The prime challenge to the introduction of high energy efficiency, low GWP refrigerant RAC technologies is an initial price hump which makes them less competitive as compared to conventional (lower Energy Efficiency, or higher GWP refrigerant) technologies; The price hump represents the relationship between price increase for energy efficiency improvement and appropriate timeline to implement the efficiency improvement measures. The figure elucidates the actual concept where trade off of the affordability and efficiency is drawn, which depicts that there will be no extra financial liability against improving the efficiency provided the sufficient timeline for industry to adopt the efficient technology. However, given the thrust to the adoption of super-efficient, low GWP refrigerant RAC systems this additional price hump needs to be addressed.
Governments in developing countries intend to meet the climate goals along with providing affordable access to cooling technologies. This demands, reduction in the price differential (the height) and the time duration (the width) of the hump as well.
Achieving greater efficiency of RACHP equipment can be greatly facilitated by policy intervention. Given the nature of the market and the number of barriers that exist, it is unlikely that the market would transform on its own. From a developing country perspective this price hump can become major hurdle in implementing energy efficiency measures in view of the ever-increasing peak-demand and also the tight timelines for Kigali amendment implementation. Fortunately, a number of tools are available for policy makers looking to achieve the kind of transformation required to address the price hump. Regulations, information and incentives are the most common tools used by policy makers.

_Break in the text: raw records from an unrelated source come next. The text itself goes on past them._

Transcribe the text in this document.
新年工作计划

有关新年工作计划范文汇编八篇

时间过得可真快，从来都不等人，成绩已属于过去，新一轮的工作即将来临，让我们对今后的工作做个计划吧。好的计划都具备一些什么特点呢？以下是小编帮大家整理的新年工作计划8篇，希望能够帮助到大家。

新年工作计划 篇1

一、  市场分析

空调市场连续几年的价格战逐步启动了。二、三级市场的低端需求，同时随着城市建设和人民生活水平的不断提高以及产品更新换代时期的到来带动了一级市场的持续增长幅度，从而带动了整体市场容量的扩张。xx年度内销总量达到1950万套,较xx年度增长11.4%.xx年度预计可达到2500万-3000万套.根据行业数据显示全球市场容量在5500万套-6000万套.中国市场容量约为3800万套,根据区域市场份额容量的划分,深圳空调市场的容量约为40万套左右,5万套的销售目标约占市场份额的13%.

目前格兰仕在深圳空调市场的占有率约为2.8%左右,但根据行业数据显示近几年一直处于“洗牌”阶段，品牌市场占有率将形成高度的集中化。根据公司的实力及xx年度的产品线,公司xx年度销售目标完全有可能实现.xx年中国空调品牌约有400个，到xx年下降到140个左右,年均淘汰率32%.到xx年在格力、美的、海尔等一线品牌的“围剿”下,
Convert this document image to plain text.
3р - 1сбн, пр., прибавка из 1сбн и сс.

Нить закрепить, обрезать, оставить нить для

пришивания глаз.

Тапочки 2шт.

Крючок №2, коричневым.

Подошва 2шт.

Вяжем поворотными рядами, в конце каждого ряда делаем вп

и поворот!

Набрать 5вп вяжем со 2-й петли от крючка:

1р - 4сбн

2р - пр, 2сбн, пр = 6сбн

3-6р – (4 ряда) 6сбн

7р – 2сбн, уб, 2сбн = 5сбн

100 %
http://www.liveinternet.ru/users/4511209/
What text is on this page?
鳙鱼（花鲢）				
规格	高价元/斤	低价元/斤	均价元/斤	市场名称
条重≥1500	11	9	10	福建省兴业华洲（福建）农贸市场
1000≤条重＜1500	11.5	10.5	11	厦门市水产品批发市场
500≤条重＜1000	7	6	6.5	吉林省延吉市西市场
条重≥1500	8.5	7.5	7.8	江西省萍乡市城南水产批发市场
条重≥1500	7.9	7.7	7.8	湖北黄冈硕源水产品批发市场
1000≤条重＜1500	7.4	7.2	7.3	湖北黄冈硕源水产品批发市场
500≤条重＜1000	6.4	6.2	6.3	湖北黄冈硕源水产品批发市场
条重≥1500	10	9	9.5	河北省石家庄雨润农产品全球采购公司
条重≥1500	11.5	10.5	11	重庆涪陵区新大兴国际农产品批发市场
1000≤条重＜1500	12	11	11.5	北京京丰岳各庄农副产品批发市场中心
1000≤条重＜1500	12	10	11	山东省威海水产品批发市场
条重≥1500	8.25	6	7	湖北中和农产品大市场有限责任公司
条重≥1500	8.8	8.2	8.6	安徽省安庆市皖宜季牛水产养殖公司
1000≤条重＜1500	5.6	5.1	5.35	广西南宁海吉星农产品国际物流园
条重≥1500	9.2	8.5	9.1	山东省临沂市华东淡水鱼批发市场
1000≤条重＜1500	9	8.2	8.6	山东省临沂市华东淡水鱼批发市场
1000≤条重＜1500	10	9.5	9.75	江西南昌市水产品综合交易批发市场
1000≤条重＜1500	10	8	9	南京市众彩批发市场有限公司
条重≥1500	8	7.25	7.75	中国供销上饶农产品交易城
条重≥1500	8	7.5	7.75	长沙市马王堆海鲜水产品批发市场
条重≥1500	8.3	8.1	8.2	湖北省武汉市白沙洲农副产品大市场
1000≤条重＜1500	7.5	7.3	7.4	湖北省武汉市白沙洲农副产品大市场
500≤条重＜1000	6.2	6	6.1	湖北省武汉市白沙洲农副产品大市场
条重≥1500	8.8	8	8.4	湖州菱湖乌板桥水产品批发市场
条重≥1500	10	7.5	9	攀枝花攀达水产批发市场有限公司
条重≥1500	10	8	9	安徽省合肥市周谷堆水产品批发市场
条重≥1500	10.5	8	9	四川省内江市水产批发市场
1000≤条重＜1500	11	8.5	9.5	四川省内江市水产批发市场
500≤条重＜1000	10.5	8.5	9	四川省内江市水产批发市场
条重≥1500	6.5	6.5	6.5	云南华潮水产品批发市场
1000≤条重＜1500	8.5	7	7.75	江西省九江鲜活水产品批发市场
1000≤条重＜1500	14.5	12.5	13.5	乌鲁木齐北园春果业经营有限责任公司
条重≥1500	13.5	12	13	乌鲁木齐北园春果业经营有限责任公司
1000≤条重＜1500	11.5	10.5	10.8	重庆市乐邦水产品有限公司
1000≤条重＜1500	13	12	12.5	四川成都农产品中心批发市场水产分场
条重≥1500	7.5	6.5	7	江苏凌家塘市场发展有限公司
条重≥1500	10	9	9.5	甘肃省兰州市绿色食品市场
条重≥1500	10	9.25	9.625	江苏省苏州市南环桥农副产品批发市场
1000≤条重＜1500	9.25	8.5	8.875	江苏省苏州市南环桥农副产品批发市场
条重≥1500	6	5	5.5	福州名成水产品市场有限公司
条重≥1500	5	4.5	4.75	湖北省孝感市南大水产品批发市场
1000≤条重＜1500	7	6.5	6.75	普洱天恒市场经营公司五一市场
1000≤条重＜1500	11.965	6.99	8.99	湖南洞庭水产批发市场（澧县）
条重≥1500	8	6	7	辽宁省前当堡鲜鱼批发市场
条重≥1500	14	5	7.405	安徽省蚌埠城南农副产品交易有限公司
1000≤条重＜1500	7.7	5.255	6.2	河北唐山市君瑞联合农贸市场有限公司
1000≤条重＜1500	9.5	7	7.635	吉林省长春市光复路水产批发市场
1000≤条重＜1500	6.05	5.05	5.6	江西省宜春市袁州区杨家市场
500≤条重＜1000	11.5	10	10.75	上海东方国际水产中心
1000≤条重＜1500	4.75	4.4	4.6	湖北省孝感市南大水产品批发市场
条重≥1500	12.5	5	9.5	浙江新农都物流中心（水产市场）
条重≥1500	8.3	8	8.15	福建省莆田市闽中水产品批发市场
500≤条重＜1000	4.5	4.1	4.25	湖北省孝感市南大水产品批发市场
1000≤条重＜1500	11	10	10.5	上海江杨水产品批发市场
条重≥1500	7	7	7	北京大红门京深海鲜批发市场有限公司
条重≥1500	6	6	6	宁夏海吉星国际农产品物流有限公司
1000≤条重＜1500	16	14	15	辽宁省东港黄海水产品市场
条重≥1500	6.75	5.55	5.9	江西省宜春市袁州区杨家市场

The hump can be minimized by a combination of appropriate financial interventions; grants and/or low-cost loans for energy efficiency enhancement, bundled with incremental financing for HFC phasedown, can maximize climate benefits.
Apart from this, parties should continue to engage in constructive discussions for improving energy efficiency while refrigerant transitions. At the same time international community should develop a robust strategy to finance energy efficiency through innovative ways. Any delay in action, will leave us with a missed golden opportunity.